What's my age again?

 

This article isn't about Blink 182. (It never is...is it?) But it is, like most of my current life, based off of something Joan Didion said close to the end of her book The Year of Magical Thinking about seeing herself one day and realizing that she still embodied a young, freshly married 20-something, even though she was nearing 71. I've written about this book before, on Christmas Day in fact, adding a little socially constructed gloom and doom to the holiday season. This time, though, its not all about death, its about living and how to do it. 

A big part of my life is about the clothes that I put on my body. I view clothes as an armor of sorts. If I can figure out the right combination, they act as a barrier between me and other people. They'll be too busy looking at them so they won't be inclined to ask me how I'm doing underneath. At it's base, this practice is an ultimate form of self preservation but psychologically, its frowned upon.

It never occurred to me to think of it as a perception issue until I read about Joan realizing she was essentially a 20-something in a 71-year-old body. It struck me that maybe I am the opposite of that. It's almost as if I've skipped the being-vulnerably-available stage right into the I-have-everything-I-need-no-reason-to-let-anyone-in stage. Most 21-year-olds are apparently falling in love willy nilly all over the place and opening their hearts to people, consequently getting them broken. I...don't really do the latter. I do, however, fall in love willy-nilly, I just tend to keep it to myself. This might be because I've had my heart smashed really badly, but according to people in my age range, that shouldn't allow me to behave like a block of ice. 

I'm not a psychologist or even a psychology major, but I have a theory. Joan also mentions that everyone wants so badly to be a cool customer–someone that is dealing with the death so well. The problem is that a lot of people can't be cool customers. In fact, society labels truly cool customers as mentally disturbed. Regardless, one can't know how they will react until put into a certain situation. I've discovered that I am absolutely not a cool customer.

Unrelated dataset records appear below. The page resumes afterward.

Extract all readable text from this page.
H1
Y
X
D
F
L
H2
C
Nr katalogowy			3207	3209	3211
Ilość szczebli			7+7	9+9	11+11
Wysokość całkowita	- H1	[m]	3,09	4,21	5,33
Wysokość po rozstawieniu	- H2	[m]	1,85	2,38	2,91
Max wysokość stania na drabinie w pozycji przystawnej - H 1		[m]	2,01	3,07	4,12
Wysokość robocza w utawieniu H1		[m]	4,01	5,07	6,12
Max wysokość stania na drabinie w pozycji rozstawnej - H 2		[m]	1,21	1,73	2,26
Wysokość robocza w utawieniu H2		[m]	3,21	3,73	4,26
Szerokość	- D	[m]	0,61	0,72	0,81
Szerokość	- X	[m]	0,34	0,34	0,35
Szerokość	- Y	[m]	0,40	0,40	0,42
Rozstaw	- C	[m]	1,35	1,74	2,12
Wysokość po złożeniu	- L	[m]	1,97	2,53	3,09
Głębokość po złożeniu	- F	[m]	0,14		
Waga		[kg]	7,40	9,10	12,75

At the time I poured all of my grief, energy and love, all of my everything into the one thing that made me feel alive: my relationship. The problem with this is that the other person wasn't invested in cultivating our love. I was essentially pouring myself into a sieve. I kept pouring blindly thinking that they were collecting my broken parts to help put them together, and by the time that I realized what was happening I had already lost myself. I continued living as this phantom person for a long time hoping that I could find myself in this other person. As you have probably figured out, this never, ever works, and it sure didn't work for me. After that it became about building myself up to the way I perceived myself to be. 

That's where the dots connected.

Apparently, I saw myself as mature and refined. The process began, and I built myself up like legos. This makes it sound easy, but it was the hardest thing that I'm still doing. There came a time, though, that I felt I had built a strong foundation. I found the right outfit (if you will) and felt as if I could release my white knuckled grip and be shaped by the experiences coming down the line. Even still, I experience these things in a different kind of way. I experience them while knitting and looking over my spectacles. I try to approach everything from everyone's perspective and reprimand myself if I don't. The question is whether or not this method is better. 

Like TS Madison, I just never seem to know.